During the follow-up period of 2 weeks, changes of skin and fur, eyes and mucous membranes, respiratory and the circulatory, autonomic and central nervous system and somatomotor activity as well as behaviour pattern were observed at least once a day until all symptoms had subsided, thereafter each working day. Attention was also paid to possible tremors, convulsions, salivation, diarrhoea, lethargy, sleep and coma.
Observations on deaths were made at least once daily to minimize loss of animals during the study. Individual body weights were recorded before administration of the test item and thereafter in weekly intervals up to the end of the study. Changes in weight were calculated and recorded.
- Necropsy of survivors performed: yes.
At the end of the experiments all surviving animals were sacrificed, dissected and inspected macroscopically. All gross pathological changes were recorded. Autopsy and macroscopic inspection of animals which died prematurely would have been carried out as soon as possible after exitus.
No histopathology was carried out as no macroscopical findings were noted at autopsy.
- Other examinations performed: The LD50 value was ranked exceeding 2000 mg/kg body weight.

Statistics:

No statistical analysis could be performed (The method used is not intended to allow the calculation of a precise LD50 value).

Results and discussion

Mortality:

No death was recorded within the test period.

Clinical signs:

other: No clinical signs were recorded within the test period.

Gross pathology:

No pathological changes were observed at necropsy.
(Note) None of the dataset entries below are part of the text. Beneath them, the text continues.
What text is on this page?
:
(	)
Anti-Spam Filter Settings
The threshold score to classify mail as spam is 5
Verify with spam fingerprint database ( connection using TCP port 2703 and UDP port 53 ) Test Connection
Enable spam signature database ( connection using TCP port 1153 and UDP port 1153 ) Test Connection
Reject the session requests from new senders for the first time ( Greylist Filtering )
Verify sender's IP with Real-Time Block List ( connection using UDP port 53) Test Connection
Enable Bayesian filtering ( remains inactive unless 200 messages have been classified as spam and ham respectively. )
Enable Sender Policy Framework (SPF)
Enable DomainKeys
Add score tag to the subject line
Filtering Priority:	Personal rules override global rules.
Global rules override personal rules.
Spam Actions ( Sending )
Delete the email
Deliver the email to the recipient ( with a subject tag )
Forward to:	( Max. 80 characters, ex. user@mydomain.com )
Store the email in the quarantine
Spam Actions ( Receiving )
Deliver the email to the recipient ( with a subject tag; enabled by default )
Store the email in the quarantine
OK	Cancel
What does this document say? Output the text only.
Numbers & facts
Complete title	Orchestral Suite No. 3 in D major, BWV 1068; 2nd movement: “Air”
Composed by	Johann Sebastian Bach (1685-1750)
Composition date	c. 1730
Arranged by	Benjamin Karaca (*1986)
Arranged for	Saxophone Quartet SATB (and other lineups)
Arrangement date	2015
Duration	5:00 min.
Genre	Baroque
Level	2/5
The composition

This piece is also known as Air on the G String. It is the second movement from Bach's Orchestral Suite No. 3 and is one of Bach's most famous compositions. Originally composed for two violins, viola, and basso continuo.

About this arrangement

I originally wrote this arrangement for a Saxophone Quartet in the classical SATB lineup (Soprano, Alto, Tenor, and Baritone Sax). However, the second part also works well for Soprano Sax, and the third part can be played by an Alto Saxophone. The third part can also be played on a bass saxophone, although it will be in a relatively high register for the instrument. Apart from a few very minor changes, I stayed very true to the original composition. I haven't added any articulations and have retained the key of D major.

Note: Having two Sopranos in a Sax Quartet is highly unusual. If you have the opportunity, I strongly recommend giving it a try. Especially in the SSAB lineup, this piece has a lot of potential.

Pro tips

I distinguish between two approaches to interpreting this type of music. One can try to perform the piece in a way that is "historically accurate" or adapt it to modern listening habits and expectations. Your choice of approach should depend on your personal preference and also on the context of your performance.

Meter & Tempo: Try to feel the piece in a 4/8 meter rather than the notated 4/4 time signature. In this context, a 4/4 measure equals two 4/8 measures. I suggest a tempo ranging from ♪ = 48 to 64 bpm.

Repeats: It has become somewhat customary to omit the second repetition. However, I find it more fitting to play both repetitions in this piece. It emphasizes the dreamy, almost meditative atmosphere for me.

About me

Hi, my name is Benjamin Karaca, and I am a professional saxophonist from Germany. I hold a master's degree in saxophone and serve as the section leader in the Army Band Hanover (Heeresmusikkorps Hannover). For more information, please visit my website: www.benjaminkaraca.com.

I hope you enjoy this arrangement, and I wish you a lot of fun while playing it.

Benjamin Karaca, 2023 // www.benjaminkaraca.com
Applicant's summary and conclusion

Interpretation of results:

GHS criteria not met

Conclusions:

LD50 > 2000 mg/kg

Executive summary:

Acute oral toxicity, was tested in rats according to OECD guideline 423 and EC method B.1 tris (ATC method). A first group of three females were dosed at 2000 mg active ingredient/kg bw, followed by a second group of 3 females at same dose. The test item, Fatty acids, C16-18 and C18-unsatd., compds. with triethanolamine was suspended in sesame oil and administered by oral gavage at a volume of 10 mL/kg bw.

No-observed-effect level by oral administration was 2000 mg/kg bw. Dose level with first intolerance reactions by oral administration was >2000 mg/kg bw. Lowest lethal dose level by oral administration was >2000 mg/kg bw. LD₅₀was above 2000 mg/kg bw, p.o.

Under the present test conditions, a single oral administration of 2000 mg/kg bw did not reveal any signs of toxicity. No death was recorded within the test period. All animals gained the expected weight throughout the whole study period. No signs or abnormalities were noted at necropsy.